One legend about the origin of the morin khuur is that a shepherd named Namjil the Cuckoo (or Khuhuu Namjil) received the gift of a flying horse; he would mount it at night and fly to meet his beloved. A jealous woman had the horse's wings cut off so that the horse fell from the air and died. The grieving shepherd made a horsehead fiddle from the now-wingless horse's skin and tail hair and used it to play poignant songs about his horse.

Another legend credits the invention of the morin khuur to a boy named Sükhe (or Suho). After a wicked lord slew the boy's prized white horse, the horse's spirit came to Sükhe in a dream and instructed him to make an instrument from the horse's body, so the two could still be together and neither would be lonely.
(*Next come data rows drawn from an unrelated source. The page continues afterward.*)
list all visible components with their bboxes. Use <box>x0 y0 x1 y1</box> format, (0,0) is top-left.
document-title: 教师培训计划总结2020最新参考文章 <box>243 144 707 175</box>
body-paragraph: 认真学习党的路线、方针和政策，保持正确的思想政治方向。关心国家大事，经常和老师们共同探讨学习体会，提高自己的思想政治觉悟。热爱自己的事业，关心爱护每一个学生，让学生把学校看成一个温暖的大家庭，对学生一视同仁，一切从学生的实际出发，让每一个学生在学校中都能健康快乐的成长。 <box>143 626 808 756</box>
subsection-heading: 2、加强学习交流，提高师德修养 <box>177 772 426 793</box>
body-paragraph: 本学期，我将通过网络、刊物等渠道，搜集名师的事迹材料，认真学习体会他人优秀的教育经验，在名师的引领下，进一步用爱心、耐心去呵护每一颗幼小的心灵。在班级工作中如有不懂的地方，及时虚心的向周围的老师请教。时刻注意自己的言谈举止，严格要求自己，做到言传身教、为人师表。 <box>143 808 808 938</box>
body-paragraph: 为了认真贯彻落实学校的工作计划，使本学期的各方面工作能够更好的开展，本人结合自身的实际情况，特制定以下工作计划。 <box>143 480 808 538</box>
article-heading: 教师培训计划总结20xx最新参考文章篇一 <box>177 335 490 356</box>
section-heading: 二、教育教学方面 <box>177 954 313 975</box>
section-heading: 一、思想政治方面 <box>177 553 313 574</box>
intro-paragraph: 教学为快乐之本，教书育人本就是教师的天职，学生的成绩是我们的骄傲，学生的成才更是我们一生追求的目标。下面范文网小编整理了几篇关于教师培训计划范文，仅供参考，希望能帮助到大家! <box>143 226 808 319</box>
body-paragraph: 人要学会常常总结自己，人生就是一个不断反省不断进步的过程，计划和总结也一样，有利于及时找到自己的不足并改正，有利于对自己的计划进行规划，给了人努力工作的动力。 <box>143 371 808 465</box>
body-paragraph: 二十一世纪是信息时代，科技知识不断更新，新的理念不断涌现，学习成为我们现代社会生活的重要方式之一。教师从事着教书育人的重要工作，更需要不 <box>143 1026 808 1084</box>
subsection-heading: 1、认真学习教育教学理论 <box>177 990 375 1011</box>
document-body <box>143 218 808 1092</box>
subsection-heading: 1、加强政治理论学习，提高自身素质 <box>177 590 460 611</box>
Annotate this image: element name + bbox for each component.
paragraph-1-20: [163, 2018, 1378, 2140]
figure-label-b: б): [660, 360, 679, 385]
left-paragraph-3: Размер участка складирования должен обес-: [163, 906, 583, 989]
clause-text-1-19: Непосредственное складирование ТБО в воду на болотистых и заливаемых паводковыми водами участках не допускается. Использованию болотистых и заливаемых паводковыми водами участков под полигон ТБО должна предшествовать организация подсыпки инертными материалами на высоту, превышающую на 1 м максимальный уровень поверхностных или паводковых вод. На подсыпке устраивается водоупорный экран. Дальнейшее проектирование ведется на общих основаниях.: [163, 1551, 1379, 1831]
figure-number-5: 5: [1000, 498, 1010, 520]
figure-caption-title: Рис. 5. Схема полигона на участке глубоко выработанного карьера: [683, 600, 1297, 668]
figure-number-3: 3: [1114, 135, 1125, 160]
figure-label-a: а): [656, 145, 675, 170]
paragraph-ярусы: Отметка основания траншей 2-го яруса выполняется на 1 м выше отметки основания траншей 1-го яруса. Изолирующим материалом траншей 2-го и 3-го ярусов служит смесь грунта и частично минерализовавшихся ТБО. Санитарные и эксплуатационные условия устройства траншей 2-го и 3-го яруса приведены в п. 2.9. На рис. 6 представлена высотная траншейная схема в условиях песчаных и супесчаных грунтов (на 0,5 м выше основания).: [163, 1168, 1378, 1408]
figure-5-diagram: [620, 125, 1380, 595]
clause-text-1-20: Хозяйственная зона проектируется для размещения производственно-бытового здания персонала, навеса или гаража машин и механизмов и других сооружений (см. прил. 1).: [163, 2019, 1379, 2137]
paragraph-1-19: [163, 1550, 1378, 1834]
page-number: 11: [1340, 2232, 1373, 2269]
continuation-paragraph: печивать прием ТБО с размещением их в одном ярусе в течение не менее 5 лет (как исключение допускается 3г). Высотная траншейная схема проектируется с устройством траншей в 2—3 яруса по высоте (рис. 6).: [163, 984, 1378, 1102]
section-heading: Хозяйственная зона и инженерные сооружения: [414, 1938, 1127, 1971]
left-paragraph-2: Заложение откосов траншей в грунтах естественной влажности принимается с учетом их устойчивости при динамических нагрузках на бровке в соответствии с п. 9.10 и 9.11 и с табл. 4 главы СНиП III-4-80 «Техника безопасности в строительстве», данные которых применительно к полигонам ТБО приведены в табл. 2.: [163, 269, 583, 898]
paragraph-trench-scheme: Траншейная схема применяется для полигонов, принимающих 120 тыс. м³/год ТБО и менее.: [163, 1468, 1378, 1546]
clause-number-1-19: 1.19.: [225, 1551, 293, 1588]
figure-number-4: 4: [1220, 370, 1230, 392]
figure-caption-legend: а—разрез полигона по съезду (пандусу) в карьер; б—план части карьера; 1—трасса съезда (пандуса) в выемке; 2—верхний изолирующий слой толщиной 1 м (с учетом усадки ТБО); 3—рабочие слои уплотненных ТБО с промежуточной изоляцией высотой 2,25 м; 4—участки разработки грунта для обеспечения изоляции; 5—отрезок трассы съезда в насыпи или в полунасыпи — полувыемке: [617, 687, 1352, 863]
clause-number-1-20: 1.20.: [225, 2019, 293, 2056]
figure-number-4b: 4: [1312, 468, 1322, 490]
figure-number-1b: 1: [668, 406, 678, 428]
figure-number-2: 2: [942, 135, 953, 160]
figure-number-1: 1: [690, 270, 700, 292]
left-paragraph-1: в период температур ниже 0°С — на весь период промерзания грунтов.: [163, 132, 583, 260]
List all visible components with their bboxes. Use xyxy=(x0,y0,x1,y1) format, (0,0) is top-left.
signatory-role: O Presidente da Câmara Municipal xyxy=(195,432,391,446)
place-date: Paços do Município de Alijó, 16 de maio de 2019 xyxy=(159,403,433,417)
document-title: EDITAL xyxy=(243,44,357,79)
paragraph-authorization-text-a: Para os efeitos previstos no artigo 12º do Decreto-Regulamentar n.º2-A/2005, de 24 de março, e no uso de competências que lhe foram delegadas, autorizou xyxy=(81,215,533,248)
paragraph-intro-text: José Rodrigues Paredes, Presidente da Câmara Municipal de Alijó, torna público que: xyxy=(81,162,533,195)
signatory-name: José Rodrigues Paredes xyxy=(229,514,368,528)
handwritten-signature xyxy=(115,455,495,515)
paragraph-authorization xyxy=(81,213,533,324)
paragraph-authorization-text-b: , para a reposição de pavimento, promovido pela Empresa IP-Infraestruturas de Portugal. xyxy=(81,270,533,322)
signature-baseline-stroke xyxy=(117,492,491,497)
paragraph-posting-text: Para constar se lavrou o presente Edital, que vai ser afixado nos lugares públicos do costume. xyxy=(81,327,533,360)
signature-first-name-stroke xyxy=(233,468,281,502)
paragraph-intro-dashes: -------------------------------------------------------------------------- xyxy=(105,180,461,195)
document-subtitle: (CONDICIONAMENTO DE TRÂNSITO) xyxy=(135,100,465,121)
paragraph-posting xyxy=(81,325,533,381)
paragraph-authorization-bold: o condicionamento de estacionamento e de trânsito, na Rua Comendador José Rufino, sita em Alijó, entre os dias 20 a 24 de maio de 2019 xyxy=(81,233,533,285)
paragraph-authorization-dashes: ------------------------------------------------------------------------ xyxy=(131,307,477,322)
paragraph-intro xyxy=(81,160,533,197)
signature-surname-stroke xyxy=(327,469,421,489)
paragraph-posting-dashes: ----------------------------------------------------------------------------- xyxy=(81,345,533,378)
So the first morin khuur was assembled, with horse bones as its neck, horsehair strings, horse skin covering its wooden soundbox, and its scroll carved into the shape of a horse head.

The fact that most of the eastern Turkic neighbors of the Mongols possess similar horse hair instruments (such as the Tuvan igil, the Kazakh kobyz, or the Kyrgyz Kyl kyyak), though not western Turkic, may point to a possible origin amongst peoples that once inhabited the Mongolian Steppe,[citation needed] and migrated to what is now Tuva, Kazakhstan and Kyrgyzstan.